But what they fought each other for,
I could not well make out.
I could not well make out.
About This Quote
These lines come from Robert Southey’s comic narrative poem “The Battle of Blenheim,” first published in 1796. The poem is framed as an old man, Kaspar, recounting to children a famous battle after they find a skull in the fields. As Kaspar repeats the conventional refrain that it was “a famous victory,” the children press him for reasons and moral meaning. The quoted couplet captures Kaspar’s inability (or refusal) to explain the cause of the slaughter, reflecting Southey’s youthful anti-war politics and his skepticism toward patriotic justifications for mass violence.
Interpretation
The speaker’s admission—he “could not well make out” why the armies fought—underscores the poem’s central irony: wars are celebrated as glorious while their purposes are obscure to ordinary people and their human costs are concrete.

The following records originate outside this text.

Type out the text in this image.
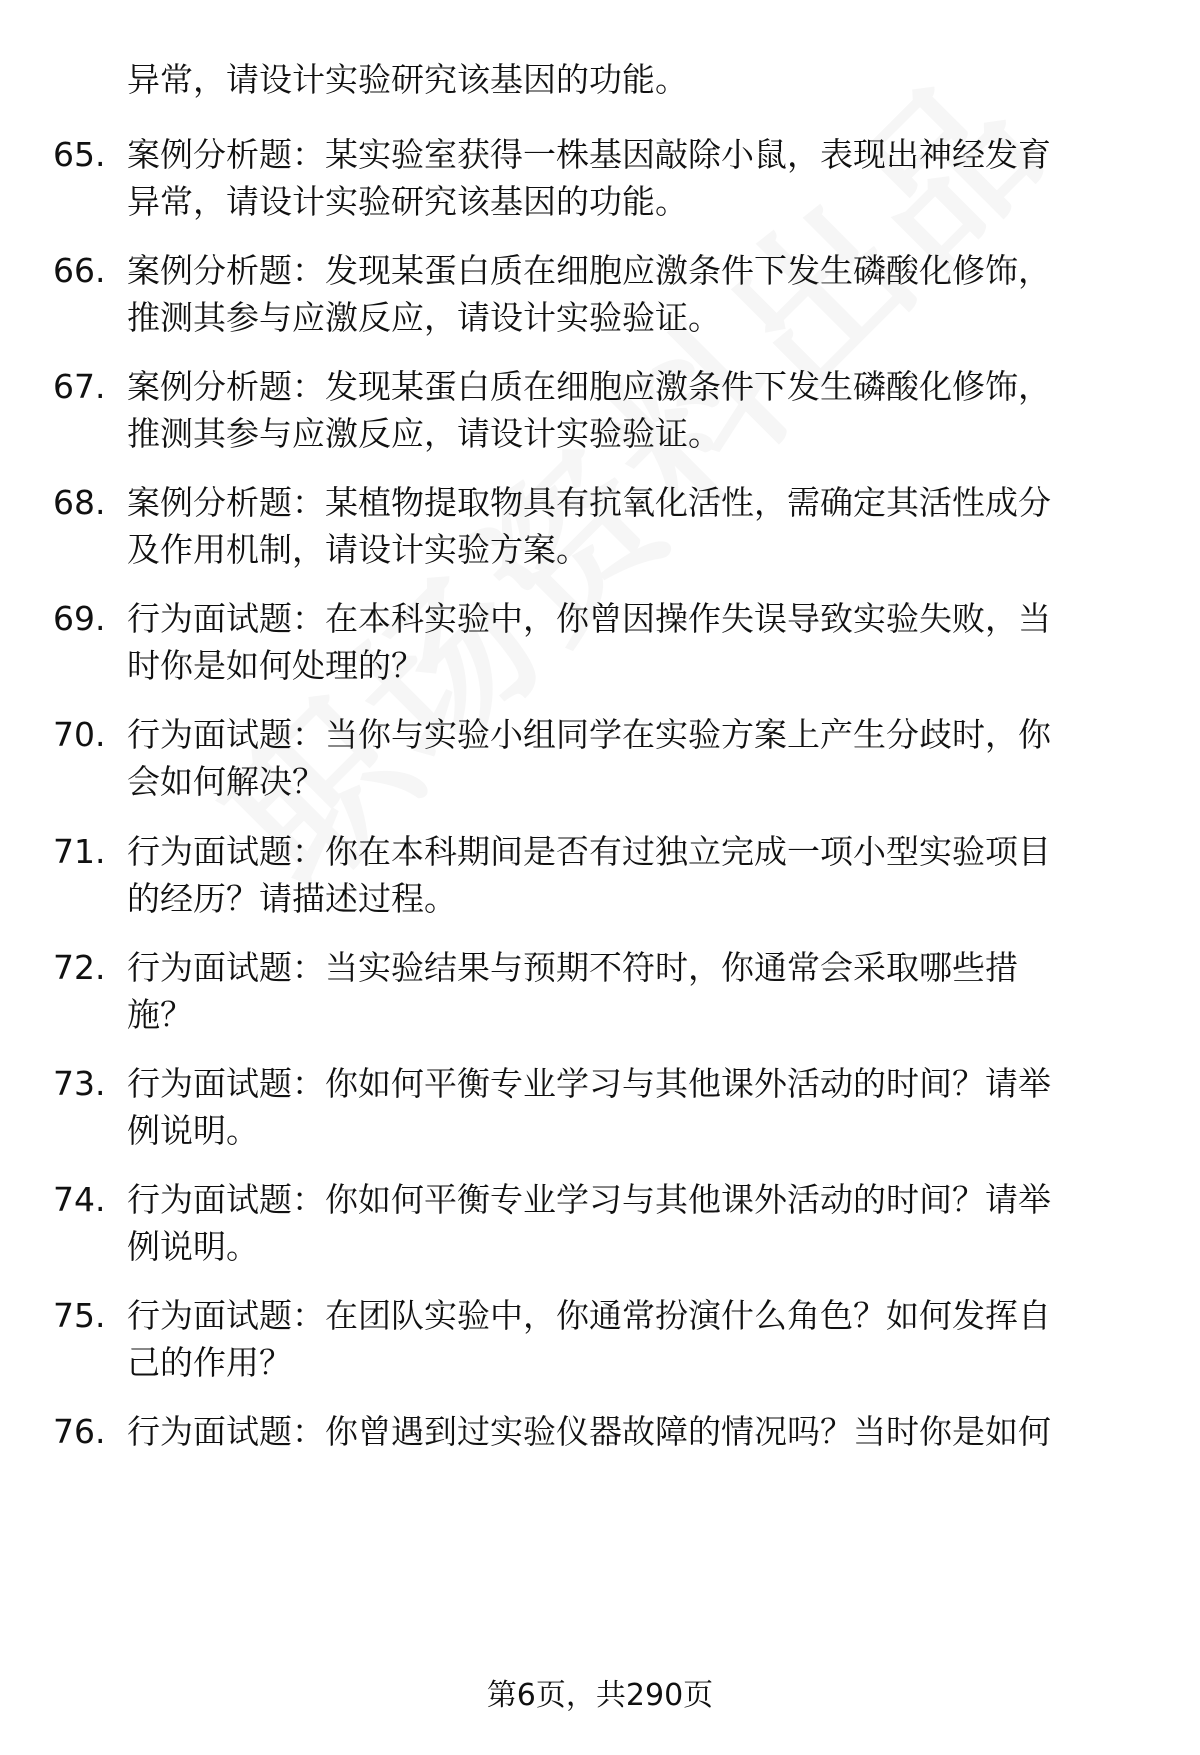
异常，请设计实验研究该基因的功能。
65. 案例分析题：某实验室获得一株基因敲除小鼠，表现出神经发育
异常，请设计实验研究该基因的功能。
66. 案例分析题：发现某蛋白质在细胞应激条件下发生磷酸化修饰，
推测其参与应激反应，请设计实验验证。
67. 案例分析题：发现某蛋白质在细胞应激条件下发生磷酸化修饰，
推测其参与应激反应，请设计实验验证。
68. 案例分析题：某植物提取物具有抗氧化活性，需确定其活性成分
及作用机制，请设计实验方案。
69. 行为面试题：在本科实验中，你曾因操作失误导致实验失败，当
时你是如何处理的？
70. 行为面试题：当你与实验小组同学在实验方案上产生分歧时，你
会如何解决？
71. 行为面试题：你在本科期间是否有过独立完成一项小型实验项目
的经历？请描述过程。
72. 行为面试题：当实验结果与预期不符时，你通常会采取哪些措
施？
73. 行为面试题：你如何平衡专业学习与其他课外活动的时间？请举
例说明。
74. 行为面试题：你如何平衡专业学习与其他课外活动的时间？请举
例说明。
75. 行为面试题：在团队实验中，你通常扮演什么角色？如何发挥自
己的作用？
76. 行为面试题：你曾遇到过实验仪器故障的情况吗？当时你是如何
第6页，共290页
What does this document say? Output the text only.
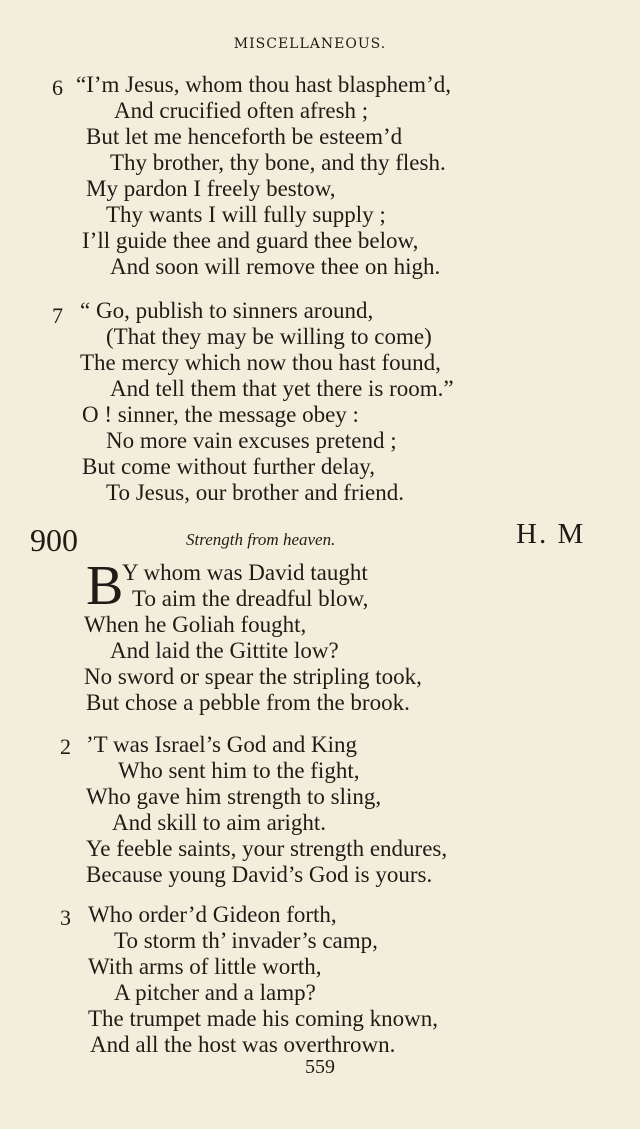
MISCELLANEOUS.
6 “I’m Jesus, whom thou hast blasphem’d,
And crucified often afresh ;
But let me henceforth be esteem’d
Thy brother, thy bone, and thy flesh.
My pardon I freely bestow,
Thy wants I will fully supply ;
I’ll guide thee and guard thee below,
And soon will remove thee on high.
7 “ Go, publish to sinners around,
(That they may be willing to come)
The mercy which now thou hast found,
And tell them that yet there is room.”
O ! sinner, the message obey :
No more vain excuses pretend ;
But come without further delay,
To Jesus, our brother and friend.
900	Strength from heaven.	H. M
B
Y whom was David taught
To aim the dreadful blow,
When he Goliah fought,
And laid the Gittite low?
No sword or spear the stripling took,
But chose a pebble from the brook.
2 ’T was Israel’s God and King
Who sent him to the fight,
Who gave him strength to sling,
And skill to aim aright.
Ye feeble saints, your strength endures,
Because young David’s God is yours.
3 Who order’d Gideon forth,
To storm th’ invader’s camp,
With arms of little worth,
A pitcher and a lamp?
The trumpet made his coming known,
And all the host was overthrown.
559
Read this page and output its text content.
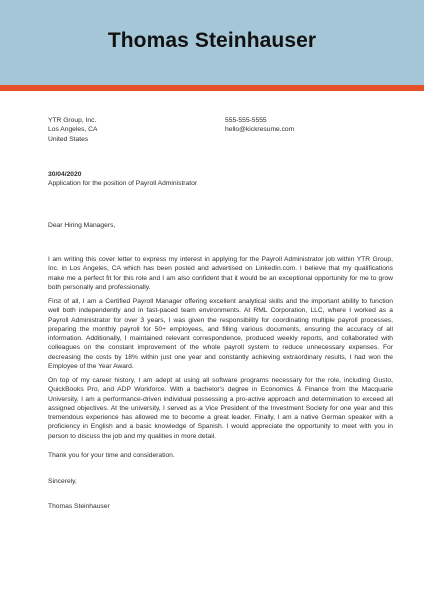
Thomas Steinhauser
YTR Group, Inc.
Los Angeles, CA
United States
555-555-5555
hello@kickresume.com
30/04/2020
Application for the position of Payroll Administrator
Dear Hiring Managers,
I am writing this cover letter to express my interest in applying for the Payroll Administrator job within YTR Group, Inc. in Los Angeles, CA which has been posted and advertised on LinkedIn.com. I believe that my qualifications make me a perfect fit for this role and I am also confident that it would be an exceptional opportunity for me to grow both personally and professionally.
First of all, I am a Certified Payroll Manager offering excellent analytical skills and the important ability to function well both independently and in fast-paced team environments. At RML Corporation, LLC, where I worked as a Payroll Administrator for over 3 years, I was given the responsibility for coordinating multiple payroll processes, preparing the monthly payroll for 50+ employees, and filling various documents, ensuring the accuracy of all information. Additionally, I maintained relevant correspondence, produced weekly reports, and collaborated with colleagues on the constant improvement of the whole payroll system to reduce unnecessary expenses. For decreasing the costs by 18% within just one year and constantly achieving extraordinary results, I had won the Employee of the Year Award.
On top of my career history, I am adept at using all software programs necessary for the role, including Gusto, QuickBooks Pro, and ADP Workforce. With a bachelor's degree in Economics & Finance from the Macquarie University, I am a performance-driven individual possessing a pro-active approach and determination to exceed all assigned objectives. At the university, I served as a Vice President of the Investment Society for one year and this tremendous experience has allowed me to become a great leader. Finally, I am a native German speaker with a proficiency in English and a basic knowledge of Spanish. I would appreciate the opportunity to meet with you in person to discuss the job and my qualities in more detail.
Thank you for your time and consideration.
Sincerely,
Thomas Steinhauser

Southey contrasts the clarity of suffering (burned homes, dead bodies, orphaned children) with the vagueness of political motives, suggesting that “victory” is an inadequate moral category when the reasons are unintelligible or irrelevant to those who pay the price. The line also critiques inherited narratives: Kaspar has absorbed the language of triumph without understanding, exposing how tradition can normalize atrocity.
Source
Robert Southey, “The Battle of Blenheim” (1796).